Consider a discrete random walk taking values +1 or -1 with probabilities p and q, respectively. Let $S_n = \sum_{k=1}^{n}X_k$. Let $[-A,B]$ be an interval, $A,B \geq 1$. Now define $$\tau =\min(n:n \geq 0, S_n \leq -A \cup S_n \geq B).$$
I need to show that $\tau$ is finite almost surely.
What I am trying: $P_0(\tau < \infty) = P_0(\exists n<\infty \mbox{ so that } {S_n=-A}\mbox{ or }{S_n=B})$
Can someone put me in the right direction here? My hint was to use strong law of large numbers.
We need notation. Say $X_1,\dots$ are iid with the specified distribution, and $$S_n=X_1+\dots+X_n.$$
Say $N=A+B$. Note that if there exists $n$ with $$X_n=X_{n+1}=\dots=X_{n+N-1}=1$$then $\tau<\infty$ (because why, exactly?).
So let $E_n$ be the event $$X_{nN}=X_{nN+1}=\dots=X_{(n+1)N-1}=1.$$The events $E_n$ are independent, and $\bigcup_n E_n$ implies $\tau<\infty$. So it's enough to show $$P\left(\bigcup_nE_n\right)=1.$$This follows from Borel-Cantelli.
Consider the following extremely useful proposition "What always stands a reasonable chance of happening will (almost surely) happen - sooner rather than later."
Let $T$ a stopping time such that for some $N$ and $\epsilon>0$ we have for all $n$ that $P(T \leq n + N|\mathcal{F}_n) > \epsilon$ a.s., then $E[T] < \infty$, and in particular $T<\infty$ a.s.

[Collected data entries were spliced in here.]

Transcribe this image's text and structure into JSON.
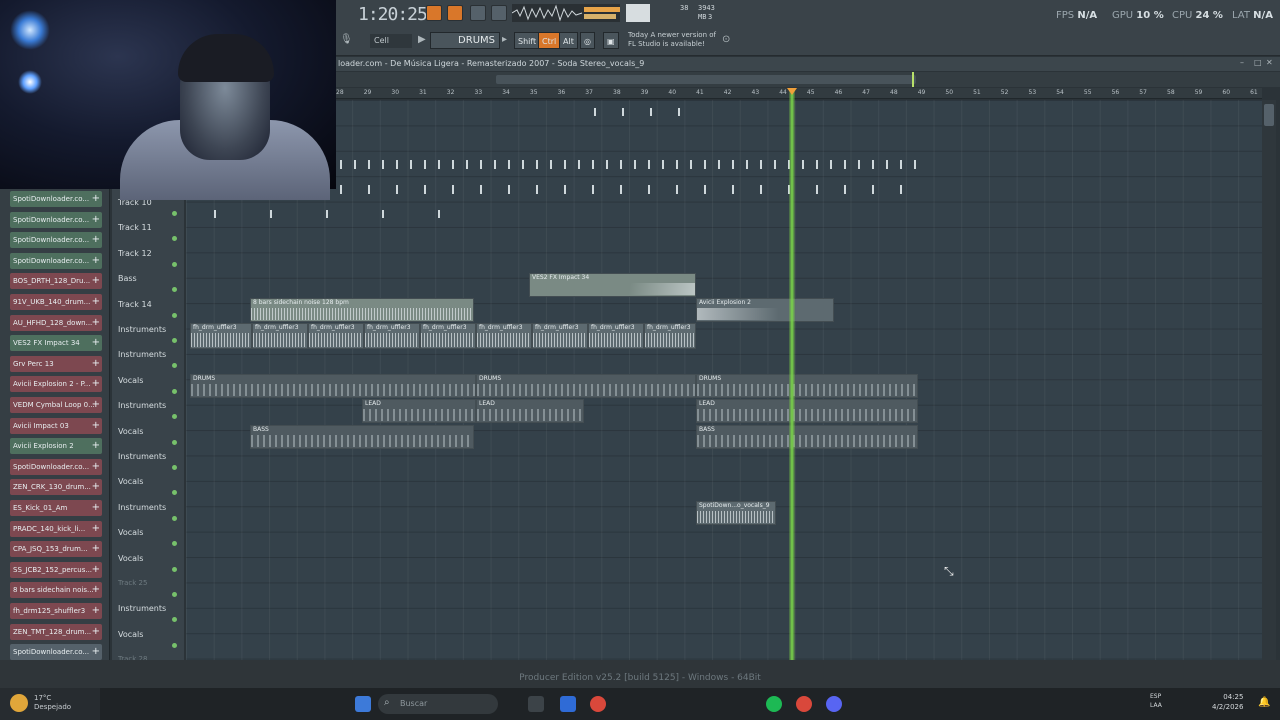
{
  "app": {
    "time": "1:20:25",
    "pattern_name": "DRUMS",
    "snap": "Cell",
    "keys": {
      "shift": "Shift",
      "ctrl": "Ctrl",
      "alt": "Alt"
    },
    "hint_line1": "Today  A newer version of",
    "hint_line2": "FL Studio is available!",
    "mem_top": "38",
    "mem_size": "3943 MB",
    "mem_bottom": "3",
    "fps_label": "FPS",
    "fps_value": "N/A",
    "gpu_label": "GPU",
    "gpu_value": "10 %",
    "cpu_label": "CPU",
    "cpu_value": "24 %",
    "lat_label": "LAT",
    "lat_value": "N/A"
  },
  "playlist": {
    "title": "loader.com - De Música Ligera - Remasterizado 2007 - Soda Stereo_vocals_9",
    "bars": [
      "28",
      "29",
      "30",
      "31",
      "32",
      "33",
      "34",
      "35",
      "36",
      "37",
      "38",
      "39",
      "40",
      "41",
      "42",
      "43",
      "44",
      "45",
      "46",
      "47",
      "48",
      "49",
      "50",
      "51",
      "52",
      "53",
      "54",
      "55",
      "56",
      "57",
      "58",
      "59",
      "60",
      "61"
    ]
  },
  "channels": [
    {
      "name": "SpotiDownloader.co...",
      "color": "green"
    },
    {
      "name": "SpotiDownloader.co...",
      "color": "green"
    },
    {
      "name": "SpotiDownloader.co...",
      "color": "green"
    },
    {
      "name": "SpotiDownloader.co...",
      "color": "green"
    },
    {
      "name": "BOS_DRTH_128_Dru...",
      "color": "red"
    },
    {
      "name": "91V_UKB_140_drum...",
      "color": "red"
    },
    {
      "name": "AU_HFHD_128_down...",
      "color": "red"
    },
    {
      "name": "VES2 FX Impact 34",
      "color": "green"
    },
    {
      "name": "Grv Perc 13",
      "color": "red"
    },
    {
      "name": "Avicii Explosion 2 - P...",
      "color": "red"
    },
    {
      "name": "VEDM Cymbal Loop 0...",
      "color": "red"
    },
    {
      "name": "Avicii Impact 03",
      "color": "red"
    },
    {
      "name": "Avicii Explosion 2",
      "color": "green"
    },
    {
      "name": "SpotiDownloader.co...",
      "color": "red"
    },
    {
      "name": "ZEN_CRK_130_drum...",
      "color": "red"
    },
    {
      "name": "ES_Kick_01_Am",
      "color": "red"
    },
    {
      "name": "PRADC_140_kick_li...",
      "color": "red"
    },
    {
      "name": "CPA_JSQ_153_drum...",
      "color": "red"
    },
    {
      "name": "SS_JCB2_152_percus...",
      "color": "red"
    },
    {
      "name": "8 bars sidechain nois...",
      "color": "red"
    },
    {
      "name": "fh_drm125_shuffler3",
      "color": "red"
    },
    {
      "name": "ZEN_TMT_128_drum...",
      "color": "red"
    },
    {
      "name": "SpotiDownloader.co...",
      "color": "grey"
    }
  ],
  "tracks": [
    "Track 10",
    "Track 11",
    "Track 12",
    "Bass",
    "Track 14",
    "Instruments",
    "Instruments",
    "Vocals",
    "Instruments",
    "Vocals",
    "Instruments",
    "Vocals",
    "Instruments",
    "Vocals",
    "Vocals",
    "Track 25",
    "Instruments",
    "Vocals",
    "Track 28"
  ],
  "clips": {
    "impact": "VES2 FX Impact 34",
    "sidechain": "8 bars sidechain noise 128 bpm",
    "explosion": "Avicii Explosion 2",
    "shuffler": "fh_drm_uffler3",
    "drums": "DRUMS",
    "lead": "LEAD",
    "bass": "BASS",
    "vocals": "SpotiDown...o_vocals_9"
  },
  "footer": {
    "text": "Producer Edition v25.2 [build 5125] - Windows - 64Bit"
  },
  "taskbar": {
    "temp": "17°C",
    "weather": "Despejado",
    "search": "Buscar",
    "lang1": "ESP",
    "lang2": "LAA",
    "time": "04:25",
    "date": "4/2/2026"
  }
}
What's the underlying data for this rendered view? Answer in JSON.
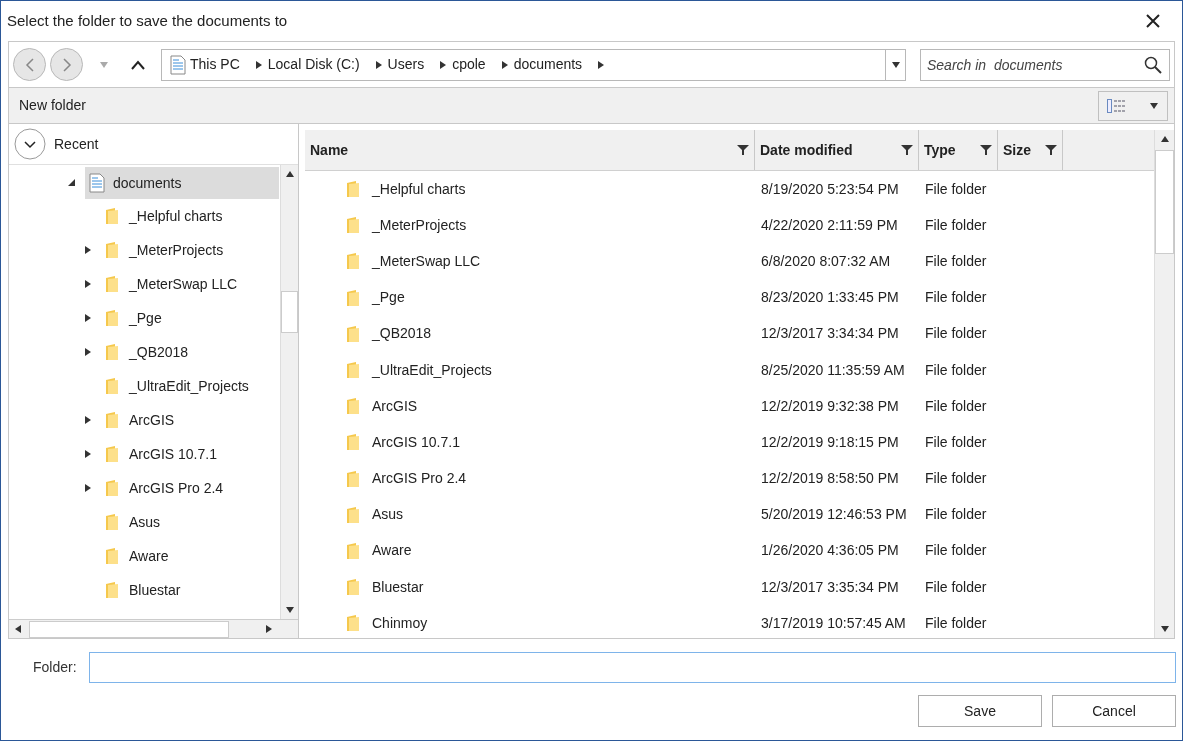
{
  "window": {
    "title": "Select the folder to save the documents to"
  },
  "breadcrumb": [
    "This PC",
    "Local Disk (C:)",
    "Users",
    "cpole",
    "documents"
  ],
  "search": {
    "placeholder": "Search in  documents"
  },
  "toolbar": {
    "new_folder": "New folder"
  },
  "recent": {
    "label": "Recent",
    "expanded": false
  },
  "tree": [
    {
      "label": "documents",
      "selected": true,
      "expanded": true,
      "children": [
        {
          "label": "_Helpful charts",
          "selected": false,
          "expandable": false
        },
        {
          "label": "_MeterProjects",
          "selected": false,
          "expandable": true
        },
        {
          "label": "_MeterSwap LLC",
          "selected": false,
          "expandable": true
        },
        {
          "label": "_Pge",
          "selected": false,
          "expandable": true
        },
        {
          "label": "_QB2018",
          "selected": false,
          "expandable": true
        },
        {
          "label": "_UltraEdit_Projects",
          "selected": false,
          "expandable": false
        },
        {
          "label": "ArcGIS",
          "selected": false,
          "expandable": true
        },
        {
          "label": "ArcGIS 10.7.1",
          "selected": false,
          "expandable": true
        },
        {
          "label": "ArcGIS Pro 2.4",
          "selected": false,
          "expandable": true
        },
        {
          "label": "Asus",
          "selected": false,
          "expandable": false
        },
        {
          "label": "Aware",
          "selected": false,
          "expandable": false
        },
        {
          "label": "Bluestar",
          "selected": false,
          "expandable": false
        }
      ]
    }
  ],
  "table": {
    "columns": [
      "Name",
      "Date modified",
      "Type",
      "Size"
    ],
    "rows": [
      [
        "_Helpful charts",
        "8/19/2020 5:23:54 PM",
        "File folder"
      ],
      [
        "_MeterProjects",
        "4/22/2020 2:11:59 PM",
        "File folder"
      ],
      [
        "_MeterSwap LLC",
        "6/8/2020 8:07:32 AM",
        "File folder"
      ],
      [
        "_Pge",
        "8/23/2020 1:33:45 PM",
        "File folder"
      ],
      [
        "_QB2018",
        "12/3/2017 3:34:34 PM",
        "File folder"
      ],
      [
        "_UltraEdit_Projects",
        "8/25/2020 11:35:59 AM",
        "File folder"
      ],
      [
        "ArcGIS",
        "12/2/2019 9:32:38 PM",
        "File folder"
      ],
      [
        "ArcGIS 10.7.1",
        "12/2/2019 9:18:15 PM",
        "File folder"
      ],
      [
        "ArcGIS Pro 2.4",
        "12/2/2019 8:58:50 PM",
        "File folder"
      ],
      [
        "Asus",
        "5/20/2019 12:46:53 PM",
        "File folder"
      ],
      [
        "Aware",
        "1/26/2020 4:36:05 PM",
        "File folder"
      ],
      [
        "Bluestar",
        "12/3/2017 3:35:34 PM",
        "File folder"
      ],
      [
        "Chinmoy",
        "3/17/2019 10:57:45 AM",
        "File folder"
      ]
    ]
  },
  "folder_field": {
    "label": "Folder:"
  },
  "buttons": [
    "Save",
    "Cancel"
  ]
}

Hint: Using induction and $P(T > kN) = P(T>kN; T>(k-1)N)$ show $P(T > kN) \leq (1-\epsilon)^k$.
Now how can we apply the proposition (which is exercise E10.5 in David Williams' Probability with Martingales)? No matter where you are in your random walk, you always have a fixed positive probability $p^{A+B}>0$ that the next $A+B$ coin flips are heads, in which case you stop in at most $A+B$ steps. Thus the proposition implies $E[\tau] < \infty$.